Trilogiport: dernière ligne droite

Le promeneur aurait tort de ne voir, entre Meuse et canal Albert à hauteur de Hermalle, qu’une grande (une centaine d’hectares tout de même) flaque de boue autour de laquelle s’activent camions et tractopelles : ce qui, aujourd’hui encore, ne ressemble qu’à un immense terrain vague accueillera dans moins d’un an une des plus grandes plates-formes multimodales d’Europe.
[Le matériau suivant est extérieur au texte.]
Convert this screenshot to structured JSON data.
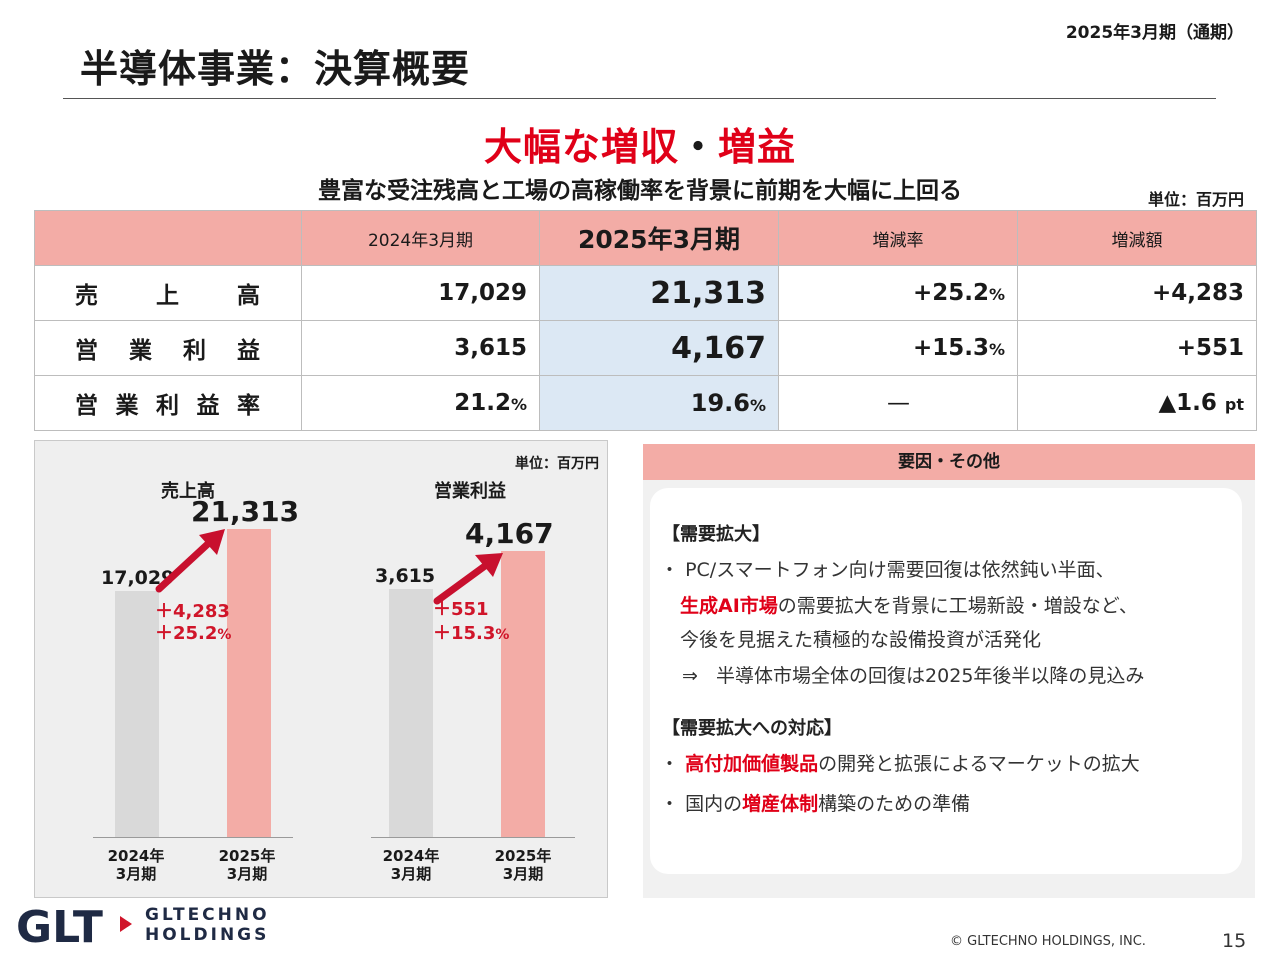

La construction du Trilogiport devrait coûter 47 millions d’euros mais 28 ont déjà été engagés : drainage du site, construction des voies d’accès, etc. « C’est un investissement majeur, nous avons l’obligation morale de faire de ce port un outil performant », insiste ainsi Willy Demeyer, président du port autonome. Avec les représentants de la Région et du SPW, il a décrit, lundi, l’état d’avancement du chantier.

Entamé il y a dix-huit mois, ce chantier doit donc s’achever – pour la partie que gèrent les pouvoirs publics – au mois d’octobre. L’investissement total est de 47,2 millions d’euros (Feder, Plan Marshall 2.vert et SPW), à compléter par 115 millions d’investissements privés sur le terminal à conteneurs (15 ha), la zone logistique (41,7 ha) et la zone portuaire (22 ha).

Tout ça pour quoi ? «  Un des objectifs est de stabiliser les trafics fluviaux actuels et d’en attirer des nouveaux  », résume Willy Demeyer. Autrement dit, il s’agit de consolider la place de la Meuse liégeoise sur la carte du transport de fret par voie fluviale : le Trilogiport est à 14 heures de navigation d’Anvers et à 24 heures de Rotterdam. Il est aussi au cœur de deux grands corridors de fret européen : du Rhin aux Alpes d’une part, de la mer du Nord à la Baltique d’autre part.

Surtout, la plateforme de Hermalle sera multimodale, reliée au canal Albert mais aussi au réseau autoroutier et aux lignes de chemin de fer. « Il y a 56 millions d’habitants dans un rayon de 250 kilomètres et 60 % du pouvoir d’achat européen se concentrent dans un rayon de 500 kilomètres », synthétise le directeur du port, Emile-Louis Bertrand. Mais au-delà d’un accroissement des opérations de transbordement et du développement des activités logistiques, l’enjeu est d’attirer sur les berges de la Meuse de nouvelles entreprises porteuses de valeur ajoutée. « Il faut aussi des activités de transformation, la voie d’eau doit devenir un des poumons économiques de notre région », rappelle ainsi le ministre Jean-Claude Marcourt, en charge de l’Economie wallonne. Et c’est bien de « poumon » qu’il s’agit quand on sait qu’une barge de 1350 tonnes peut éviter le déplacement de 40 camions.

Mais le Trilogiport, rappelle cette fois Michel Firket, c’est aussi une «  zone tampon » de 40 hectares aménagée afin de préserver les riverains de l’activité économique du port : création de vergers et de jardins communautaires, pontons aménagés pour la pêche, préservation de la faune et de la flore locales, mise en place de cheminements doux…

La prochaine étape de ce vaste chantier aura lieu du 20 au 25 janvier avec la pose du premier tronçon du pont nord. Les travaux de finalisation du pont et l’aménagement de la rampe d’accès auront lieu, aux, entre le 26 février et le 12 mai.